Some further experience. I finally found an experience that could quickly and consistently create a crash for me, so I could do some testing. The Star Wars Battlefield beta (running on all high settings) was causing my comp to crash a few minutes in every time. I set up GPU-Z to track the sensors on my card every second to a log and see what was happening. It wasn't obvious what was happening exactly before the crash, but one pattern emerged. As others have said, the card was getting around 80c and the TDP % was hovering around 100, or even jumping up to 103% at times. After doing some research, I realized this is "Thermal Design Power" and generally refers to the manufacturer saying how much power can safely go through your card. The fact that it was going to 103% percent was interesting to me. I was also shocked to see that even at 80c, the fans were only running at 50%.

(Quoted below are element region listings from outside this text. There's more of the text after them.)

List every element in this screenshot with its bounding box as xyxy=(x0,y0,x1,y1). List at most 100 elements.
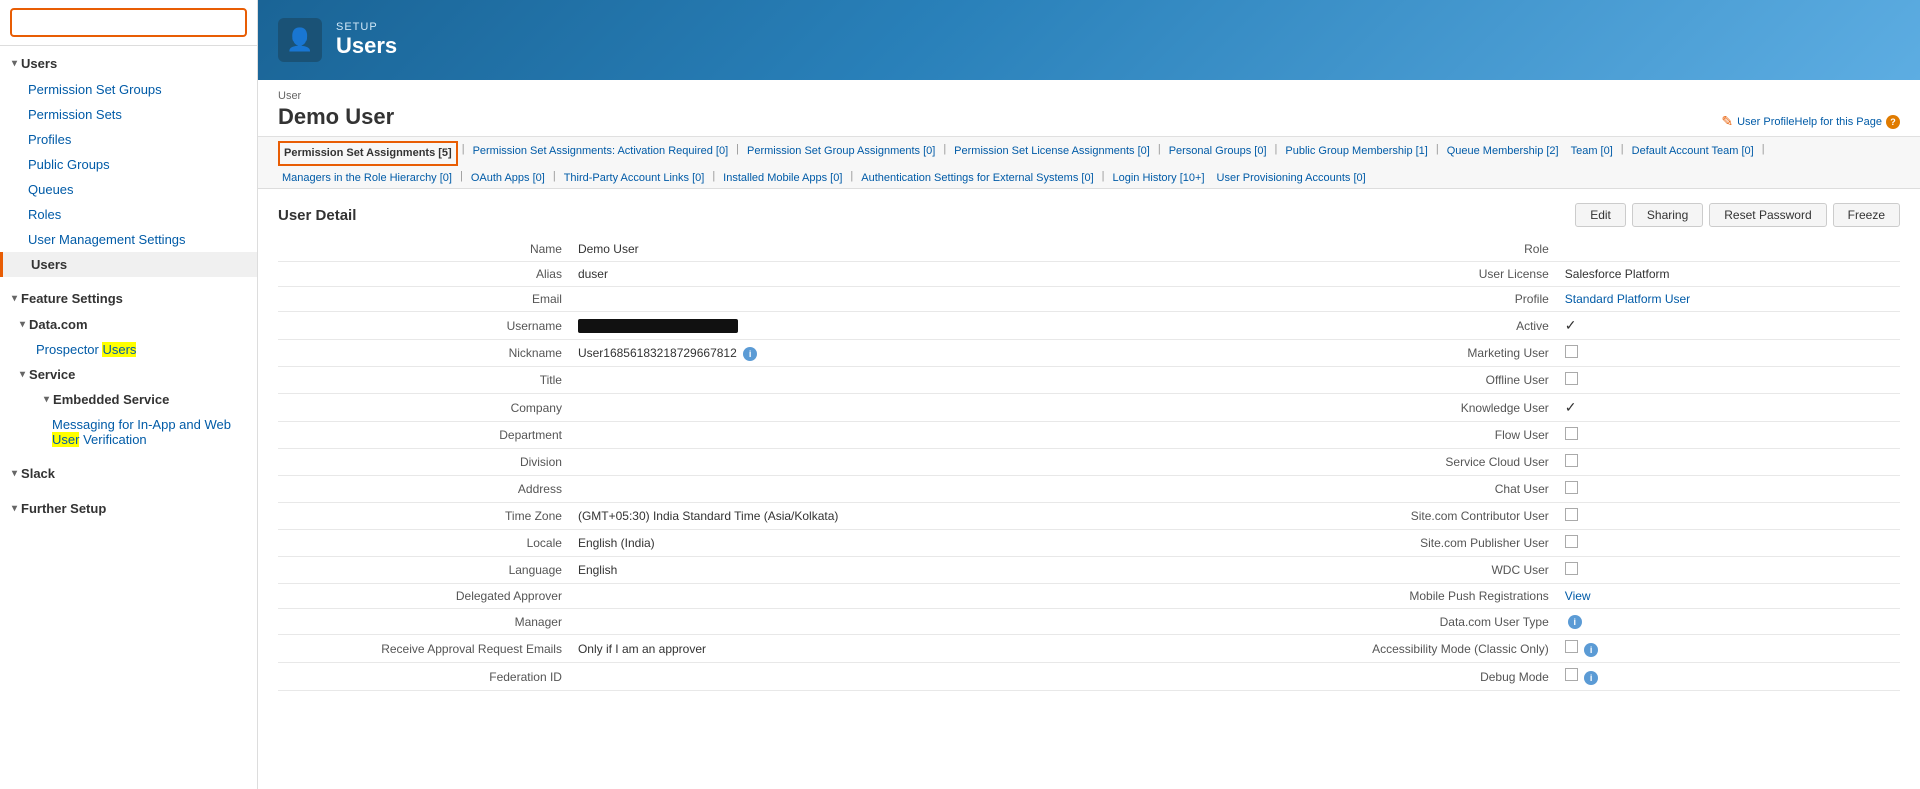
sidebar-group-slack[interactable]: ▾ Slack xyxy=(0,460,257,487)
chevron-down-icon: ▾ xyxy=(20,319,25,330)
tab-login-history[interactable]: Login History [10+] xyxy=(1108,168,1208,189)
table-row: Address Chat User xyxy=(278,476,1900,503)
edit-icon: ✎ xyxy=(1721,113,1733,130)
sidebar-group-feature-settings[interactable]: ▾ Feature Settings xyxy=(0,285,257,312)
tab-permission-set-assignments[interactable]: Permission Set Assignments [5] xyxy=(278,141,458,166)
sitecom-publisher-checkbox[interactable] xyxy=(1565,535,1578,548)
sidebar-group-feature-settings-label: Feature Settings xyxy=(21,291,123,306)
sidebar-subgroup-embedded-service[interactable]: ▾ Embedded Service xyxy=(0,387,257,412)
field-label-username: Username xyxy=(278,312,570,340)
field-value-federation-id xyxy=(570,663,1089,691)
search-box: User xyxy=(0,0,257,46)
freeze-button[interactable]: Freeze xyxy=(1833,203,1900,227)
info-icon[interactable]: i xyxy=(743,347,757,361)
field-label-language: Language xyxy=(278,557,570,584)
tab-third-party-account-links[interactable]: Third-Party Account Links [0] xyxy=(560,168,709,189)
sidebar: User ▾ Users Permission Set Groups Permi… xyxy=(0,0,258,789)
content-area: User Demo User ✎ User ProfileHelp for th… xyxy=(258,80,1920,789)
knowledge-user-checkmark: ✓ xyxy=(1565,399,1577,415)
tab-permission-set-group-assignments[interactable]: Permission Set Group Assignments [0] xyxy=(743,141,939,166)
view-link[interactable]: View xyxy=(1565,589,1591,603)
field-value-timezone: (GMT+05:30) India Standard Time (Asia/Ko… xyxy=(570,503,1089,530)
tab-permission-set-activation[interactable]: Permission Set Assignments: Activation R… xyxy=(469,141,733,166)
field-value-division xyxy=(570,449,1089,476)
help-link[interactable]: ✎ User ProfileHelp for this Page ? xyxy=(1721,113,1900,130)
highlight-users: Users xyxy=(102,342,136,357)
section-header-row: User Detail Edit Sharing Reset Password … xyxy=(278,203,1900,227)
chat-user-checkbox[interactable] xyxy=(1565,481,1578,494)
user-header: User Demo User ✎ User ProfileHelp for th… xyxy=(258,80,1920,137)
field-label-division: Division xyxy=(278,449,570,476)
tab-authentication-settings[interactable]: Authentication Settings for External Sys… xyxy=(857,168,1097,189)
sidebar-item-permission-sets[interactable]: Permission Sets xyxy=(0,102,257,127)
sidebar-subgroup-service[interactable]: ▾ Service xyxy=(0,362,257,387)
field-value-manager xyxy=(570,609,1089,635)
sidebar-item-public-groups[interactable]: Public Groups xyxy=(0,152,257,177)
tab-public-group-membership[interactable]: Public Group Membership [1] xyxy=(1281,141,1431,166)
tab-oauth-apps[interactable]: OAuth Apps [0] xyxy=(467,168,549,189)
marketing-user-checkbox[interactable] xyxy=(1565,345,1578,358)
page-title: Users xyxy=(336,33,397,59)
field-label-marketing-user: Marketing User xyxy=(1089,340,1557,367)
sidebar-subgroup-service-label: Service xyxy=(29,367,75,382)
sidebar-item-users[interactable]: Users xyxy=(0,252,257,277)
field-label-user-license: User License xyxy=(1089,262,1557,287)
wdc-user-checkbox[interactable] xyxy=(1565,562,1578,575)
detail-table: Name Demo User Role Alias duser User Lic… xyxy=(278,237,1900,691)
sidebar-item-permission-set-groups[interactable]: Permission Set Groups xyxy=(0,77,257,102)
sidebar-subgroup-data-com[interactable]: ▾ Data.com xyxy=(0,312,257,337)
reset-password-button[interactable]: Reset Password xyxy=(1709,203,1826,227)
search-input[interactable]: User xyxy=(10,8,247,37)
sitecom-contributor-checkbox[interactable] xyxy=(1565,508,1578,521)
field-value-offline-user xyxy=(1557,367,1900,394)
field-value-flow-user xyxy=(1557,422,1900,449)
sidebar-item-profiles[interactable]: Profiles xyxy=(0,127,257,152)
edit-button[interactable]: Edit xyxy=(1575,203,1626,227)
field-value-delegated-approver xyxy=(570,584,1089,609)
header-text: SETUP Users xyxy=(336,21,397,59)
tab-team[interactable]: Team [0] xyxy=(1567,141,1617,166)
sidebar-item-messaging-in-app[interactable]: Messaging for In-App and Web User Verifi… xyxy=(0,412,257,452)
info-icon[interactable]: i xyxy=(1584,671,1598,685)
chevron-down-icon: ▾ xyxy=(44,394,49,405)
offline-user-checkbox[interactable] xyxy=(1565,372,1578,385)
sidebar-item-prospector-users[interactable]: Prospector Users xyxy=(0,337,257,362)
tab-managers-in-role-hierarchy[interactable]: Managers in the Role Hierarchy [0] xyxy=(278,168,456,189)
chevron-down-icon: ▾ xyxy=(12,58,17,69)
field-label-wdc-user: WDC User xyxy=(1089,557,1557,584)
info-icon[interactable]: i xyxy=(1568,615,1582,629)
service-cloud-user-checkbox[interactable] xyxy=(1565,454,1578,467)
table-row: Receive Approval Request Emails Only if … xyxy=(278,635,1900,663)
tab-personal-groups[interactable]: Personal Groups [0] xyxy=(1165,141,1271,166)
field-value-alias: duser xyxy=(570,262,1089,287)
page-header: 👤 SETUP Users xyxy=(258,0,1920,80)
tab-queue-membership[interactable]: Queue Membership [2] xyxy=(1443,141,1563,166)
accessibility-mode-checkbox[interactable] xyxy=(1565,640,1578,653)
field-value-language: English xyxy=(570,557,1089,584)
info-icon[interactable]: i xyxy=(1584,643,1598,657)
sidebar-group-users[interactable]: ▾ Users xyxy=(0,50,257,77)
sidebar-further-setup-section: ▾ Further Setup xyxy=(0,491,257,526)
field-value-datacom-user-type: i xyxy=(1557,609,1900,635)
field-value-locale: English (India) xyxy=(570,530,1089,557)
debug-mode-checkbox[interactable] xyxy=(1565,668,1578,681)
sidebar-group-further-setup[interactable]: ▾ Further Setup xyxy=(0,495,257,522)
table-row: Delegated Approver Mobile Push Registrat… xyxy=(278,584,1900,609)
tab-permission-set-license-assignments[interactable]: Permission Set License Assignments [0] xyxy=(950,141,1154,166)
profile-link[interactable]: Standard Platform User xyxy=(1565,292,1690,306)
sidebar-item-queues[interactable]: Queues xyxy=(0,177,257,202)
sharing-button[interactable]: Sharing xyxy=(1632,203,1703,227)
tab-user-provisioning-accounts[interactable]: User Provisioning Accounts [0] xyxy=(1213,168,1370,189)
table-row: Username Active ✓ xyxy=(278,312,1900,340)
sidebar-item-roles[interactable]: Roles xyxy=(0,202,257,227)
chevron-down-icon: ▾ xyxy=(20,369,25,380)
tab-installed-mobile-apps[interactable]: Installed Mobile Apps [0] xyxy=(719,168,846,189)
tab-default-account-team[interactable]: Default Account Team [0] xyxy=(1628,141,1758,166)
flow-user-checkbox[interactable] xyxy=(1565,427,1578,440)
sidebar-item-user-management-settings[interactable]: User Management Settings xyxy=(0,227,257,252)
sidebar-group-slack-label: Slack xyxy=(21,466,55,481)
field-label-delegated-approver: Delegated Approver xyxy=(278,584,570,609)
chevron-down-icon: ▾ xyxy=(12,293,17,304)
active-checkmark: ✓ xyxy=(1565,317,1577,333)
field-label-datacom-user-type: Data.com User Type xyxy=(1089,609,1557,635)
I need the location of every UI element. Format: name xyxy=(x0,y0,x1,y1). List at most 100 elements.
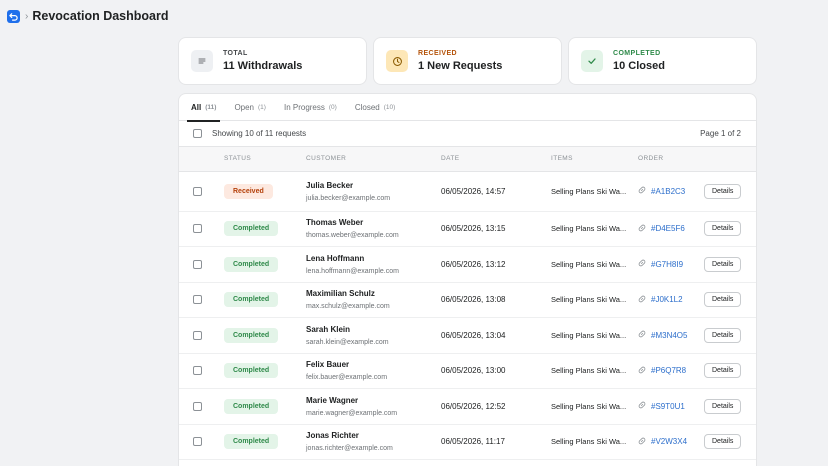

So, I did a few things. First of all, I realized I had SLI disabled, so I enabled it. I also did one other I think key thing that others here have mentioned. I downloaded EVGA Precision, and enabled the built in fan curve, which is much more aggressive, going to 50% fan at around 50c and upwards from there. I also set the max power at 100% for both cards. I then went back into the game and set everything to Ultra.
I played three full 10 minute matches of Battlefield with no crashes. GPU-Z showed the temperature never got above 69c, and the TDP never hit 100%.
So here's my hypothesis. For these OC cards, they set the power and heat allowances up higher, and slap a better heatsink on it. They do their own testing, but they can't test against our specific computer setups (how much heat we have in our systems, running in SLI etc). So even if it can last at full load in their setups, it might get to an unstable level of heat/power draw in ours. I'm a bit shocked by how conservative the default fan curve is to be running at 50% at 80c, which seems a bit hot to me.
For me, so far, this combination of upping the fan curve and putting a hard cap on the power draw through Precision if not fixing the issue, seems to greatly help. When I complained most recently to EVGA and asked for a non-OC card, they said they couldn't do that, but they could RMA me another and make sure to note to the testers to be very thorough in their testing. I'm thinking this isn't so much a "manufacturing" flaw with these OC cards so much as, they are OC'ed and are inherently more unstable, and thus it's up to the testing team to ensure that the level of OC and cooling etc is stable, and for the ones we've been getting, combined with our comp setups (airflow etc), may push the OC cards over the edge.
I personally bought a factory OC card because I didn't want to deal with the trouble of making sure my manual OC was stable, but I guess that's what I'm doing. Since I'm not going for bleeding edge performance, but just a little boost, increasing the fans and putting a cap on the power draw is well worth the trade off of stability.
I'll keep you all updated with if this seems to fix it across other games, but since Battlefield was crashing so aggressively, and now is stable, I'm hoping it will be a trend.